Let us describe how exactly HSTS Policy can be enabled in cPanel.
Opening .htaccess file for editing
First of all, we need to open the .htacess file for editing. It can be done by following the steps below:
- While logged in to the cPanel account, locate Files section and click on File Manager button.
- Tick the “Document Root for:” radio button and select the domain name from the drop-down list for which HSTS needs to be enabled. Make sure that “Show Hidden Files (dotfiles)” checkbox is enabled.
- Click on “public_html” folder in the directory tree on the left side of the newly opened window. Locate the .htaccess file in the main window, select it by single-clicking and click on the Edit Button in the upper navigation bar.
- Once the necessary records are added to the .htaccess file, press Save button in the upper right corner for the changes to take instant effect.
You can see on the screenshot above how the HSTS header generally should look like. A template of a syntactically correct record valid for implementing in the .htaccess with all the possible directives included is given below:
Header set Strict-Transport-Security: "max-age=31536000 ; includeSubDomains ;" env=HTTPS
The meaning of each directive and how exactly it should be used will be explained in the next part of this article.
HSTS implementation models
Let us review different use cases and specific HSTS header variants, corresponding to them.
The construction of an HSTS header field consists of its name, i.e. Strict-Transport-Security, and a set of directives, which are either optional or required, as stipulated in their definitions.
NOTE: All directives must appear only once in an STS header field.
The required "max-age" directive specifies the number of seconds after the reception of the STS header field during which a web browser examines the host from which the message was received, as a Known HSTS Host. There are different approaches to setting the “max-age” directive value, depending on its implementation purpose: it could be either a "constant value into the future" or a "fixed point in time". Both of the approaches are outlined in section 11.2 of RFC-6797.
The HSTS header field below declares that the HSTS Policy is to remain in effect for one year (there are approximately 31536000 seconds in a year), and the policy applies only to the main domain name:
If a web administrator wishes to enable HSTS Policy for the main domain name and all of its subdomains as well, an “includeSubDomains” directive should be added to the HSTS header:
Strict-Transport-Security: max-age=15768000; includeSubDomains
NOTE: The application of “includeSubDomains” directive must be carefully thought through in order to avoid possible connection failure. The example scenarios of subdomains deployment and how the HSTS header should be set in a particular case, are described in section 11.4 of RFC-6797.
The HSTS header field below indicates that the web browser must delete the entire HSTS Policy associated with the HSTS Host that sent the header field:
Thus, if one, for some reason, decides to disable HSTS Policy for a particular domain name, it is enough to change the “max-age” directive value to “0”. The web browser after receiving the updated HSTS header removes the domain name from the storage of Known HSTS Hosts.

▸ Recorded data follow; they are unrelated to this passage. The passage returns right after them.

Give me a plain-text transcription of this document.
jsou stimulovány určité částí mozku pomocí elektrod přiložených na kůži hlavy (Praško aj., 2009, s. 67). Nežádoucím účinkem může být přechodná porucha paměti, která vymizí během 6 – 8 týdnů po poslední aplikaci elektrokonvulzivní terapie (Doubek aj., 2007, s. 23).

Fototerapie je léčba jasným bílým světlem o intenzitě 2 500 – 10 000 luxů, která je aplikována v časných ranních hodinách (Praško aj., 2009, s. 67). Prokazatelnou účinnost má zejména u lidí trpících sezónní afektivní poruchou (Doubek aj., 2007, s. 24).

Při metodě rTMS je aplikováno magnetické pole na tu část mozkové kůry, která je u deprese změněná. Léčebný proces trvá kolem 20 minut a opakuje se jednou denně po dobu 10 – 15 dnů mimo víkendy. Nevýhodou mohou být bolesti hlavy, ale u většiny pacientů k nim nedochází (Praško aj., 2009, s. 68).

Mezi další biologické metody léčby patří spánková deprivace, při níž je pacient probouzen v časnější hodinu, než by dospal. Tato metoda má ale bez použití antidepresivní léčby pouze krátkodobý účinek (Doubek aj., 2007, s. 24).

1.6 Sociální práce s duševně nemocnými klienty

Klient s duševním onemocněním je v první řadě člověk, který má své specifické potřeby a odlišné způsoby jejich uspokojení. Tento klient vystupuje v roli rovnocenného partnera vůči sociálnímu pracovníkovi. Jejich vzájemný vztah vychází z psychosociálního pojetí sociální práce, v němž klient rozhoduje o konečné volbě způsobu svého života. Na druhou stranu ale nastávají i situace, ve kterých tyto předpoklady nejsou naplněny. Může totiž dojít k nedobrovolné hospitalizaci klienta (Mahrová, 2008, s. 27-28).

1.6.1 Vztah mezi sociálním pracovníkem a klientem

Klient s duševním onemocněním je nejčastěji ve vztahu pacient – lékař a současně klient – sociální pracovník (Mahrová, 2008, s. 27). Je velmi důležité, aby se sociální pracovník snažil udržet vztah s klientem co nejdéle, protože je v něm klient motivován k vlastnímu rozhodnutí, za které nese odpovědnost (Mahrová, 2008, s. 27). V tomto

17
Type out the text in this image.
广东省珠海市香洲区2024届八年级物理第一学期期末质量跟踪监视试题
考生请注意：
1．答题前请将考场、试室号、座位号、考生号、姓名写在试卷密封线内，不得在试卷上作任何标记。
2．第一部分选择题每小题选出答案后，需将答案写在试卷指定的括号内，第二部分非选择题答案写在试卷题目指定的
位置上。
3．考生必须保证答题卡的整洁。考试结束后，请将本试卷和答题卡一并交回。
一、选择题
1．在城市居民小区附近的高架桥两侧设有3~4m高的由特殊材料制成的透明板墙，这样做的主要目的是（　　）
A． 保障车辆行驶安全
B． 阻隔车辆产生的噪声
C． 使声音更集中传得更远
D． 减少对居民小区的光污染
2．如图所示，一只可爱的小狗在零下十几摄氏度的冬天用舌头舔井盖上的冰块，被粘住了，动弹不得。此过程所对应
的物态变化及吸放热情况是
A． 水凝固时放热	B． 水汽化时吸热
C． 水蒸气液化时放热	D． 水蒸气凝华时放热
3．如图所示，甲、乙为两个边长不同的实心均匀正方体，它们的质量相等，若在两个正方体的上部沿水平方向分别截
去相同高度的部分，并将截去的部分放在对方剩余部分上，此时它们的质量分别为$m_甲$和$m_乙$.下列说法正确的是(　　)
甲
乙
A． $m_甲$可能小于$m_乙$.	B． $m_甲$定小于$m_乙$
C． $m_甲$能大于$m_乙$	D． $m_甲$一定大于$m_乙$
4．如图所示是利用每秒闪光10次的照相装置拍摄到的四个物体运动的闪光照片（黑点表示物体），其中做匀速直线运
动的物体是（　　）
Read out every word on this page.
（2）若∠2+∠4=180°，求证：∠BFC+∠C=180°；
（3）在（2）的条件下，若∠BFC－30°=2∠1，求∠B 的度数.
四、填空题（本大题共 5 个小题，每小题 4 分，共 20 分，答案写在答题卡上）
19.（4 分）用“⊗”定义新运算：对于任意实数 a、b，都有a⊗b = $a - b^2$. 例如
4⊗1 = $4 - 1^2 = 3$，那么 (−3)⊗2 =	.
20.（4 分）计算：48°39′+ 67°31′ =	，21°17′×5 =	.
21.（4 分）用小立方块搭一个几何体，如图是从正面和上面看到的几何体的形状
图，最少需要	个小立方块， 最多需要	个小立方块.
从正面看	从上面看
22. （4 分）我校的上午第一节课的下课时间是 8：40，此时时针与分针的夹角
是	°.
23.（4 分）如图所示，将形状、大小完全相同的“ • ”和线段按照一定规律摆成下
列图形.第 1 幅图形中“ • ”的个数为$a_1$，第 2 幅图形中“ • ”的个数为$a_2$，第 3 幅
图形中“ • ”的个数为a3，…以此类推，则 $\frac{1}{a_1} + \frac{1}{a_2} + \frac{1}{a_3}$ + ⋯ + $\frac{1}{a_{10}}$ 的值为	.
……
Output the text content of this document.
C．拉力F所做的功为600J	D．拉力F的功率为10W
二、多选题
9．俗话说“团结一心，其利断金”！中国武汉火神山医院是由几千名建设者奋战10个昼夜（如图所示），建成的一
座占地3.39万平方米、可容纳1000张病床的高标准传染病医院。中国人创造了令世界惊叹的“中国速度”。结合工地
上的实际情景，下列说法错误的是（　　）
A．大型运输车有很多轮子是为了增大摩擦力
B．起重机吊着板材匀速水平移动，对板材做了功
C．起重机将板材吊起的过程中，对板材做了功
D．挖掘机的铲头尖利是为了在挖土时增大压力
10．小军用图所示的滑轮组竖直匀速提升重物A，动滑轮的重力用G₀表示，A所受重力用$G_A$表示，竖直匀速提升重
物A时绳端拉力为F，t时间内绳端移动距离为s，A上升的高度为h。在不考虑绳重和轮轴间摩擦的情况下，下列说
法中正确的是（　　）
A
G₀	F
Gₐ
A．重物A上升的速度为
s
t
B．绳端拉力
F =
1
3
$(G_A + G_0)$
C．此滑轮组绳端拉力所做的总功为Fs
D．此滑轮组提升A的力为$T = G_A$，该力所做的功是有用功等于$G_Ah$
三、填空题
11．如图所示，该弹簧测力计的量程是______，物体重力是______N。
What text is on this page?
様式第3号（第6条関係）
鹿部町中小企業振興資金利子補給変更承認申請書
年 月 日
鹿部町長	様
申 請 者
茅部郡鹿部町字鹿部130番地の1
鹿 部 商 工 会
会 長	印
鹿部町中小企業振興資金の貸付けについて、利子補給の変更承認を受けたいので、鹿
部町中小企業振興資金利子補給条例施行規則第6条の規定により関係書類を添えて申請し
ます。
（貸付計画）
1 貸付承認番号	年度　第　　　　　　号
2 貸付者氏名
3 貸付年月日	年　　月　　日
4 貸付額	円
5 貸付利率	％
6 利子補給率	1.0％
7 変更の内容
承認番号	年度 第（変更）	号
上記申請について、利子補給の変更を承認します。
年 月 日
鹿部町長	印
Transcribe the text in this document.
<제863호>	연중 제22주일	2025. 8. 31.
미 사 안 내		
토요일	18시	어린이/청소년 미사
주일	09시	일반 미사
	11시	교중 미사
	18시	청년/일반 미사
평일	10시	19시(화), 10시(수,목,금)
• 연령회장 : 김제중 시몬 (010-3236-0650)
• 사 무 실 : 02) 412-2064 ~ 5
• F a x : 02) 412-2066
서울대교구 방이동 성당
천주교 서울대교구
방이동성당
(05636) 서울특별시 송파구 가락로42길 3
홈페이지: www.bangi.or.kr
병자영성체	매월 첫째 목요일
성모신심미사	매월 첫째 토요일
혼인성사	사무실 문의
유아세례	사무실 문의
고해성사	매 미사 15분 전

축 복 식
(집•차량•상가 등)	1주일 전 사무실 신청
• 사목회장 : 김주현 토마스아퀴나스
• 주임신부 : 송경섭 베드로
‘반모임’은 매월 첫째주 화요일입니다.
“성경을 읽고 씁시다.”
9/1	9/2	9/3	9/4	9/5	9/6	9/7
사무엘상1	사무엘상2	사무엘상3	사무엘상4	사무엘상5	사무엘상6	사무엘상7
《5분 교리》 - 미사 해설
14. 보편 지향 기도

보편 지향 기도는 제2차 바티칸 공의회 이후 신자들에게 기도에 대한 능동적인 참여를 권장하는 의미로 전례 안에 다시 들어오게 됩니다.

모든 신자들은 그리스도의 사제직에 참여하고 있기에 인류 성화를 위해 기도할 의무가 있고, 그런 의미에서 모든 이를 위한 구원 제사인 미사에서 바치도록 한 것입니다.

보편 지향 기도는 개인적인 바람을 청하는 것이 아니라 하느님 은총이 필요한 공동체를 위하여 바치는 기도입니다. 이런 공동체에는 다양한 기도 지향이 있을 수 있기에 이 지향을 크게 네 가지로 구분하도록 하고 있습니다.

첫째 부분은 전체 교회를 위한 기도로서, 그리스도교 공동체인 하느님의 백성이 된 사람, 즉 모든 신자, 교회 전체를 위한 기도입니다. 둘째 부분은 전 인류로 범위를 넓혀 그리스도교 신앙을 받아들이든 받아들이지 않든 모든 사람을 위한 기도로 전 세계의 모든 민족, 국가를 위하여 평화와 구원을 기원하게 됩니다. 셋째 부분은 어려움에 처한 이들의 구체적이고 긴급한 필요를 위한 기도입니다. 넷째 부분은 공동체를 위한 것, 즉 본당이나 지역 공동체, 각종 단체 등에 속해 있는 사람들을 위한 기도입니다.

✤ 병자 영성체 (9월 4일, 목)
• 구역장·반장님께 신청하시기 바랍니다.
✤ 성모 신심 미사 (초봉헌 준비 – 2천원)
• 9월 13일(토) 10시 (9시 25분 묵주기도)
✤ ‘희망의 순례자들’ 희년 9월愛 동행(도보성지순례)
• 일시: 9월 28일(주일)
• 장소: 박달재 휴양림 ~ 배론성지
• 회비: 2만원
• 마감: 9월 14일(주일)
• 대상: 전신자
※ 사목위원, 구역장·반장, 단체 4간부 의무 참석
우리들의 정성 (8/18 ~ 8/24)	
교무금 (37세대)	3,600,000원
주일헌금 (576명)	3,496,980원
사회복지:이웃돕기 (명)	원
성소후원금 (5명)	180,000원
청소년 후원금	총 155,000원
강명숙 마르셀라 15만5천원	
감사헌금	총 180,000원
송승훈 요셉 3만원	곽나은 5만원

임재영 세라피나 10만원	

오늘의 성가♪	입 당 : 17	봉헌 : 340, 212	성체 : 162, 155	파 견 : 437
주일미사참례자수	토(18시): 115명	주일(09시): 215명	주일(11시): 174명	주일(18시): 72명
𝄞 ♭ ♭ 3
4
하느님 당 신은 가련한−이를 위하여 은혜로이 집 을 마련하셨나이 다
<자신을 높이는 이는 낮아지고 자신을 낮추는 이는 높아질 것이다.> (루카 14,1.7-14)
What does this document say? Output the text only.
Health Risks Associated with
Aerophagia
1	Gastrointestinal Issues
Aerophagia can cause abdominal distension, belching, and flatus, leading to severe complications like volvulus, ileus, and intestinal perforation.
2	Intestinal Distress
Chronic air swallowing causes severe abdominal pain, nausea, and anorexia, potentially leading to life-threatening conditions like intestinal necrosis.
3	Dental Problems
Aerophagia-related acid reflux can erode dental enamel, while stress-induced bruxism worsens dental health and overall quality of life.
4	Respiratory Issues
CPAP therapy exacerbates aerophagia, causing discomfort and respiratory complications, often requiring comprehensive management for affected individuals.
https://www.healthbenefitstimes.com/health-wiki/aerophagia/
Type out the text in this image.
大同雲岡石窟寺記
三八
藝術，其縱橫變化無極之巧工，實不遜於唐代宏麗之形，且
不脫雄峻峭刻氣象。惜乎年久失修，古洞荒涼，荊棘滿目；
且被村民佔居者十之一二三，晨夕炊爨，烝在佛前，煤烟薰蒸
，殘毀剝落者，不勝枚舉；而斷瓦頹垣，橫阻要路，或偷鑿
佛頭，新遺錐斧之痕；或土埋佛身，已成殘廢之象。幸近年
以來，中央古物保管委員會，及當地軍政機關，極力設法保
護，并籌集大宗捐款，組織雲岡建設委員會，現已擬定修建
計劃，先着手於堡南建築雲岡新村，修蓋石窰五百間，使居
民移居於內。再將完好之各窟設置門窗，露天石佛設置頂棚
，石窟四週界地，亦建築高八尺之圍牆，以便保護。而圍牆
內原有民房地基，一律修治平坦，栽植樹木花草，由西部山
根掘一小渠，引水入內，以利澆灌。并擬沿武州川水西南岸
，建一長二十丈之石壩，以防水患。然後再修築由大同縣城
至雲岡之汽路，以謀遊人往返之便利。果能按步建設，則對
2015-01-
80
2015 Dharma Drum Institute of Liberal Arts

The HSTS header field below has exactly the same effect as the one above because the “includeSubDomains” directive’s presence in the HSTS header field is ignored when max-age is zero:
Strict-Transport-Security: max-age=0; includeSubDomains
HSTS Preloaded list
One more point to implement in terms of HSTS, if you are pursuing the goal of an absolute security is including an HSTS Host to preload list. The very first request of a particular domain name will remain vulnerable, since a web browser at that exact moment “does not know” that the requested website is using HSTS Policy. The following situation takes place due to the fact that the Strict-Transport-Security header is sent from the server to the client in an HTTP response via a secure HTTPS only and cannot be received before the secure session is established.
In order to remove this minor issue, the HSTS Preloaded List has been created and implemented to Chrome and then to the rest of HSTS-conformant web-browsers. The list of domain names, that are known as those that have HSTS Policy enabled and will be keeping it enabled constantly, is incorporated to the web browsers at the stage of their development and is called HSTS Preloaded List. Thus, a user will be able to connect to the website with such a domain name in a secure fashion from scratch, with HSTS enabled.
Basically, any domain name can be included to the HSTS Preloaded List, if all requirements are met and a website administrator commits to maintain an HTTPS server for the given website and not to permit any interruptions, caused by the certificate or server configuration issues.
Before making a decision whether to add a particular domain name to the list, one should take into account that its exclusion from the aforementioned list is a rather complicated procedure, as the list can be only updated with the next web browser version release. And since HSTS Policy implies that the website cannot be served via plain HTTP with HSTS enabled, such a website could stay inaccessible for its visitors for a considerable period of time.
NOTE: The STS header of the domain name, included to the Preloaded list, must contain an additional “preload” directive, e.g.:
Strict-Transport-Security: max-age=31536000; includeSubDomains; preload.